Nem mesmo o feriado do Carnaval fez com que as obras parassem no Distrito Federal. Nesta segunda-feira (28), locais como a Avenida Paranoá, os viadutos do Setor Policial e o Túnel de Taguatinga receberam mãos de obra o dia inteiro. Isso tudo tanto para seguir o cronograma estabelecido quanto para aproveitar a trégua dada pela chuva, que atrapalha o andamento das reformas e construções.

De acordo com o secretário de Obras, Luciano Carvalho, “nosso principal objetivo para 2022 é concluir todas as obras em andamento. Para isso, não podemos perder tempo. Máquinas e operários de nossas contratadas estão em ação, mesmo durante o feriado de Carnaval. Temos que aproveitar cada segundo sem chuva para evoluir com os serviços”, avisou.

A secretária-executiva de Obras, Janaina Chagas, também explicou a necessidade de trabalhar durante o feriado. “Fevereiro foi um mês muito chuvoso. Nossas obras em andamento foram bastante afetadas. O ritmo, infelizmente, acaba ficando mais lento e a população tem a impressão de que a obra parou. É importante destacar que o planejamento das obras é feito com base no clima de Brasília, com suas estações chuvosas e secas.”

 

A gerente de loja Somália Vieira considera que os benefícios dos comerciantes e clientes serão muito bons quando as obras na Avenida Principal do Paranoá forem concluídas

No Paranoá, onde a Avenida Principal está sendo reformada desde o início desse mês, muitos trabalhadores estavam com a mão na massa. “Essa obra é de fundamental importância para a comunidade, pois vamos deixar tudo novinho. É uma demanda antiga da população, mas tem um pequeno transtorno com comerciantes do local, que reclamam que estamos atrapalhando o estacionamento deles. Porém, o local estava bem ruim. Para minimizar essa situação e aproveitar a estiagem, nós não paramos em nenhum dia do feriado”, diz o administrador regional, Sérgio Damasceno.
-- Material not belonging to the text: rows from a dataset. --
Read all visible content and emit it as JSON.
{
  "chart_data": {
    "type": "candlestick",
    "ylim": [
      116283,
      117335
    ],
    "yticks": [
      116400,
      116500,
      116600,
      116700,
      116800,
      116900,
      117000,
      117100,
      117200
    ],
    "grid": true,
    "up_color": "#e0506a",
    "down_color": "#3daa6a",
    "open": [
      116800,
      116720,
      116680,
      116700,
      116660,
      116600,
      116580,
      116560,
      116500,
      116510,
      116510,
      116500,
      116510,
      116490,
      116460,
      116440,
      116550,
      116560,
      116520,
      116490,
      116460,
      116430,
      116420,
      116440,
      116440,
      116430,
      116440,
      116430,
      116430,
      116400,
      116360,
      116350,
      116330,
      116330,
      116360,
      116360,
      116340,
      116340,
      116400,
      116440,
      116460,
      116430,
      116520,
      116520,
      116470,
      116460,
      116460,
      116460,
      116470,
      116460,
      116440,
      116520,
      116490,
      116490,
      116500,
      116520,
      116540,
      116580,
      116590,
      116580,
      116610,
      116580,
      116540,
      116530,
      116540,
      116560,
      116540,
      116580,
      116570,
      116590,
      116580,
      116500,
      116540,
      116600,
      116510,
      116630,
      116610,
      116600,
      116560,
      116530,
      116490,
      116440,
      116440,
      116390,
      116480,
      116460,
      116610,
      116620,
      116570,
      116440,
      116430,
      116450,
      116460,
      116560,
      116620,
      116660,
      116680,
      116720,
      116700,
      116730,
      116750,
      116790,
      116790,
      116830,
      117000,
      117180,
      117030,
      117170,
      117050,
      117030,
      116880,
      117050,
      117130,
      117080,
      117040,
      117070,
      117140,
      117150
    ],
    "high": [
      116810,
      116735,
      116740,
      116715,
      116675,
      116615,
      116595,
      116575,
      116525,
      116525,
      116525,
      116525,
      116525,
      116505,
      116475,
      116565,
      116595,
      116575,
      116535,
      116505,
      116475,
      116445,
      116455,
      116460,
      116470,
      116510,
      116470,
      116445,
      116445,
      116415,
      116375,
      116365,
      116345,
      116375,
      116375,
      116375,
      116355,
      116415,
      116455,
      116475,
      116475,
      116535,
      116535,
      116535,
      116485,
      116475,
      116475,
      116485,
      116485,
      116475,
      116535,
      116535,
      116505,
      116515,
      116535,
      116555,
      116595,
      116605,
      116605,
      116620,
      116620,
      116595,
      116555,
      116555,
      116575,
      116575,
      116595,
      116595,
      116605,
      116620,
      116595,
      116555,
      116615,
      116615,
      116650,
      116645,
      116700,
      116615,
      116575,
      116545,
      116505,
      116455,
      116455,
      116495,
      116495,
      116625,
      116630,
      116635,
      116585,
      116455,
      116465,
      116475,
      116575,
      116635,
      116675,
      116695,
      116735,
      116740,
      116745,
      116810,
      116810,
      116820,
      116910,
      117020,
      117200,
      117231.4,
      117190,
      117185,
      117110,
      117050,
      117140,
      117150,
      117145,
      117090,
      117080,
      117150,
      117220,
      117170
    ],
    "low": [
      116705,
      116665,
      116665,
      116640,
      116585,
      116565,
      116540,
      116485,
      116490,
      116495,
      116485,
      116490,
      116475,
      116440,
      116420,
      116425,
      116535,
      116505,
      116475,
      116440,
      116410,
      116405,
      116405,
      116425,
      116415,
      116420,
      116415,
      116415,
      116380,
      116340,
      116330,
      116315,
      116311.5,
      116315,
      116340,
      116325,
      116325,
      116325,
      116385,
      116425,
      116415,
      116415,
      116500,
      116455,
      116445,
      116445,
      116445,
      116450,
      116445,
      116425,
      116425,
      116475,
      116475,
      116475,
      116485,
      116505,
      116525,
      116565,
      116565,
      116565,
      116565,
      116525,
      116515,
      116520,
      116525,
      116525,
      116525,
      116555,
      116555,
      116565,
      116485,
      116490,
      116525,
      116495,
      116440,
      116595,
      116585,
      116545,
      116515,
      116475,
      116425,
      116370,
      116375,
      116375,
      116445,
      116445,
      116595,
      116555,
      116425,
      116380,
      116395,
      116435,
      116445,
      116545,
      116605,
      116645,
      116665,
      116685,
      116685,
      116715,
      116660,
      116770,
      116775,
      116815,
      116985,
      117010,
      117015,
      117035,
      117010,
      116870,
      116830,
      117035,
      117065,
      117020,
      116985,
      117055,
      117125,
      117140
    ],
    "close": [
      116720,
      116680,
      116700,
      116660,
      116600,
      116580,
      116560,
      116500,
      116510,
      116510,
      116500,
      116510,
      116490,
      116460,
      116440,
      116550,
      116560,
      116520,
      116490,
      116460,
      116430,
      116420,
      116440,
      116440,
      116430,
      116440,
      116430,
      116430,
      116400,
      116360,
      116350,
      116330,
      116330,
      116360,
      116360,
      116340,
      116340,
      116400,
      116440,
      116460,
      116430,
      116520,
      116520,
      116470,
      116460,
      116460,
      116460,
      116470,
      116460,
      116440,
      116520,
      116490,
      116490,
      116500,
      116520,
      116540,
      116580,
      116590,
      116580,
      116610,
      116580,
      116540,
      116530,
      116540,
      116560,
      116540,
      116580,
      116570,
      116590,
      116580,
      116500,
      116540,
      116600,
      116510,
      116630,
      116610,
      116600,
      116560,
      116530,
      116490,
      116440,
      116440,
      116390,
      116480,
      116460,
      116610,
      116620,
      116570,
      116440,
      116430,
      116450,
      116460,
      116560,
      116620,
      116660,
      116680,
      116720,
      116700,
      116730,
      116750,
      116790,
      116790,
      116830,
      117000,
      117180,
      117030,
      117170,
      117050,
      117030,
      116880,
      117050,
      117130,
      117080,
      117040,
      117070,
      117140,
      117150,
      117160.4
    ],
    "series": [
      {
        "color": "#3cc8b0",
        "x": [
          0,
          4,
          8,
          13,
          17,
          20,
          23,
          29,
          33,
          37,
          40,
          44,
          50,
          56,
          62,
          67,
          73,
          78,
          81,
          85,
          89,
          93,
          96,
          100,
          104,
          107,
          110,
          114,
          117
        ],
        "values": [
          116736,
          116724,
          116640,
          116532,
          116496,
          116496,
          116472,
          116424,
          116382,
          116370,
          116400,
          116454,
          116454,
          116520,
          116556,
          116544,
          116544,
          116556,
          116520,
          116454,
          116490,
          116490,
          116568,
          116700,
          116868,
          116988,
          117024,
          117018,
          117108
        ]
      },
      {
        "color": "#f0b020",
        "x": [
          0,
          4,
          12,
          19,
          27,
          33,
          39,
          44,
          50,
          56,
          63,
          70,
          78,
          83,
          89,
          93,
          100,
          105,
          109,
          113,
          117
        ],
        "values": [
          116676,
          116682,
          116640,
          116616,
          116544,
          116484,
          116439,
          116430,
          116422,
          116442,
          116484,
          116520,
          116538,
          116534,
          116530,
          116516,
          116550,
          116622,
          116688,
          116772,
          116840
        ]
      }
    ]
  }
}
“Nós, pedestres, não tínhamos lugar para passarmos. Toda obra desgasta, tem barulho, poeira, mas no final todo mundo fica satisfeito”, comenta a babá, moradora da região, Josiane Ribeiro

Gerente de loja, Somália Vieira, 41 anos, entende a importância da obra e pede paciência aos seus colegas comerciantes. “Com certeza, vai melhorar e todo mundo que reclama agora vai agradecer quando a obra estiver pronta. Teremos estacionamento e calçada de qualidade. Além disso, cadeirantes mal tinham como se locomover e vão passar a ter acessibilidade. Não podemos pensar só na nossa loja, mas nas pessoas como um todo.”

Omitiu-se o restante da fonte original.